Validate.row_count_match

Validate.row_count_match(
    count,
    inverse=False,
    pre=None,
    thresholds=None,
    active=True,
)

Validate whether the row count of the table matches a specified count.

The row_count_match() method checks whether the row count of the target table matches a specified count. This validation will operate over a single test unit, which is whether the row count matches the specified count.

We also have the option to invert the validation step by setting inverse=True. This will make the expectation that the row count of the target table does not match the specified count.

Parameters

count : int | FrameT | Any

The expected row count of the table. This can be an integer value, a Polars or Pandas DataFrame object, or an Ibis backend table. If a DataFrame/table is provided, the row count of that object will be used as the expected count.

inverse : bool = False

Should the validation step be inverted? If True, then the expectation is that the row count of the target table should not match the specified count= value.

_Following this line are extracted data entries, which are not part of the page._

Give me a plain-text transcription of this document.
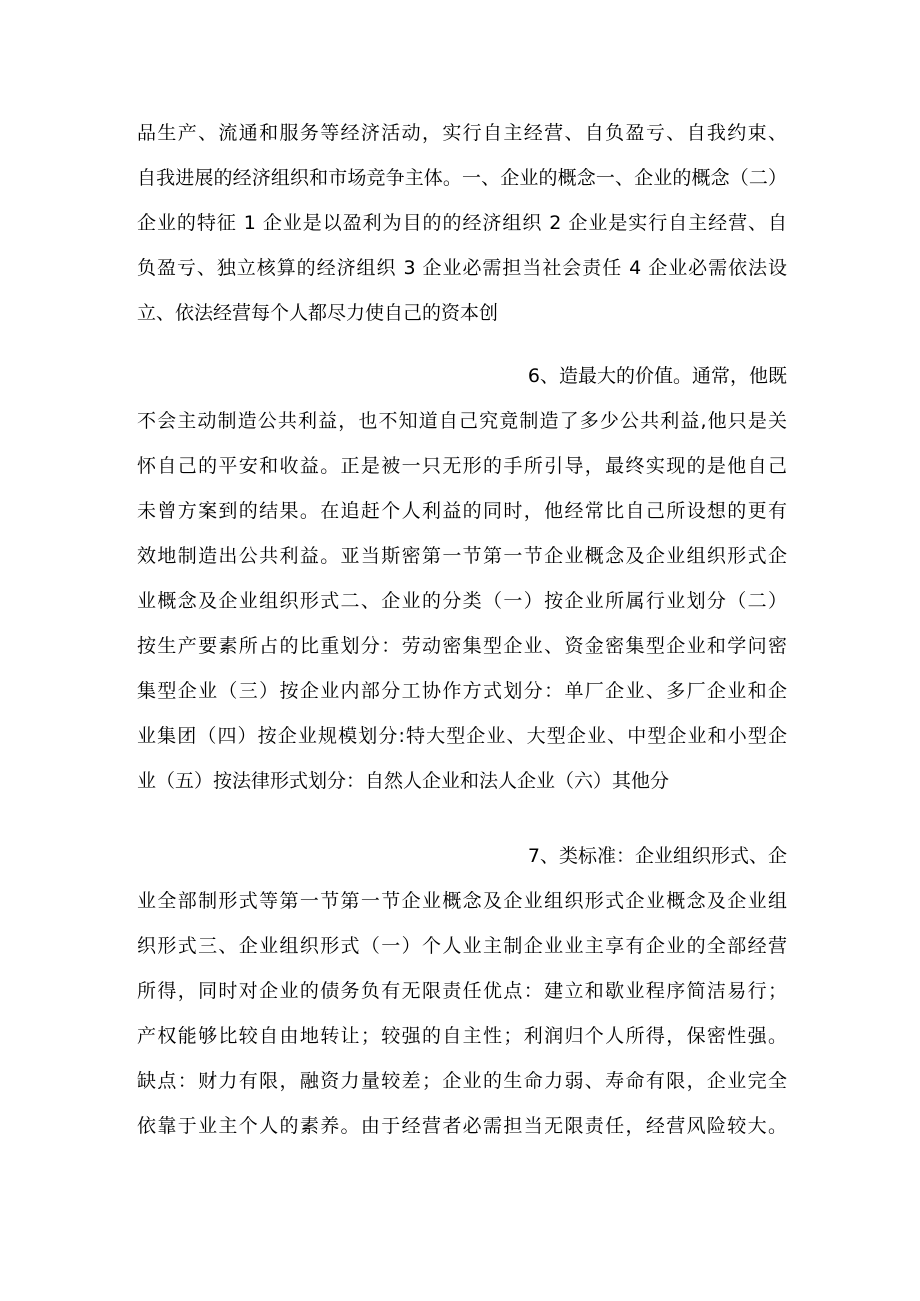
品生产、流通和服务等经济活动，实行自主经营、自负盈亏、自我约束、
自我进展的经济组织和市场竞争主体。一、企业的概念一、企业的概念（二）
企业的特征 1 企业是以盈利为目的的经济组织 2 企业是实行自主经营、自
负盈亏、独立核算的经济组织 3 企业必需担当社会责任 4 企业必需依法设
立、依法经营每个人都尽力使自己的资本创
6、造最大的价值。通常，他既
不会主动制造公共利益，也不知道自己究竟制造了多少公共利益,他只是关
怀自己的平安和收益。正是被一只无形的手所引导，最终实现的是他自己
未曾方案到的结果。在追赶个人利益的同时，他经常比自己所设想的更有
效地制造出公共利益。亚当斯密第一节第一节企业概念及企业组织形式企
业概念及企业组织形式二、企业的分类（一）按企业所属行业划分（二）
按生产要素所占的比重划分：劳动密集型企业、资金密集型企业和学问密
集型企业（三）按企业内部分工协作方式划分：单厂企业、多厂企业和企
业集团（四）按企业规模划分:特大型企业、大型企业、中型企业和小型企
业（五）按法律形式划分：自然人企业和法人企业（六）其他分
7、类标准：企业组织形式、企
业全部制形式等第一节第一节企业概念及企业组织形式企业概念及企业组
织形式三、企业组织形式（一）个人业主制企业业主享有企业的全部经营
所得，同时对企业的债务负有无限责任优点：建立和歇业程序简洁易行；
产权能够比较自由地转让；较强的自主性；利润归个人所得，保密性强。
缺点：财力有限，融资力量较差；企业的生命力弱、寿命有限，企业完全
依靠于业主个人的素养。由于经营者必需担当无限责任，经营风险较大。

pre : Callable | None = None

A pre-processing function or lambda to apply to the data table for the validation step.

thresholds : int | float | bool | tuple | dict | Thresholds = None

Failure threshold levels so that the validation step can react accordingly when exceeding the set levels for different states (warn, stop, and notify). This can be created simply as an integer or float denoting the absolute number or fraction of failing test units for the ‘warn’ level. Otherwise, you can use a tuple of 1-3 values, a dictionary of 1-3 entries, or a Thresholds object.

active : bool = True

A boolean value indicating whether the validation step should be active. Using False will make the validation step inactive (still reporting its presence and keeping indexes for the steps unchanged).

Returns

: Validate

The Validate object with the added validation step.

Examples

For the examples here, we’ll use the built in dataset "small_table". The table can be obtained by calling load_dataset("small_table").

import pointblank as pb

small_table = pb.load_dataset("small_table")

pb.preview(small_table)
PolarsRows13Columns8
date_time
Datetime
date
Date
a
Int64
b
String
c
Int64
d
Float64
e
Boolean
f
String
1 2016-01-04 11:00:00 2016-01-04 2 1-bcd-345 3 3423.29 True high
2 2016-01-04 00:32:00 2016-01-04 3 5-egh-163 8 9999.99 True low
3 2016-01-05 13:32:00 2016-01-05 6 8-kdg-938 3 2343.23 True high
4 2016-01-06 17:23:00 2016-01-06 2 5-jdo-903 None 3892.4 False mid
5 2016-01-09 12:36:00 2016-01-09 8 3-ldm-038 7 283.94 True low
9 2016-01-20 04:30:00 2016-01-20 3 5-bce-642 9 837.93 False high
10 2016-01-20 04:30:00 2016-01-20 3 5-bce-642 9 837.93 False high
11 2016-01-26 20:07:00 2016-01-26 4 2-dmx-010 7 833.98 True low
12 2016-01-28 02:51:00 2016-01-28 2 7-dmx-010 8 108.34 False low
13 2016-01-30 11:23:00 2016-01-30 1 3-dka-303 None 2230.09 True high

Let’s validate that the number of rows in the table matches a fixed value. In this case, we will use the value 13 as the expected row count.

validation = (
    pb.Validate(data=small_table)
    .row_count_match(count=13)
    .interrogate()
)

validation
STEP COLUMNS VALUES TBL EVAL UNITS PASS FAIL W S N EXT
#4CA64C 1
row_count_match
row_count_match()
13 1 1
1.00
0
0.00

The validation table shows that the expectation value of 13 matches the actual count of rows in the target table. So, the single test unit passed.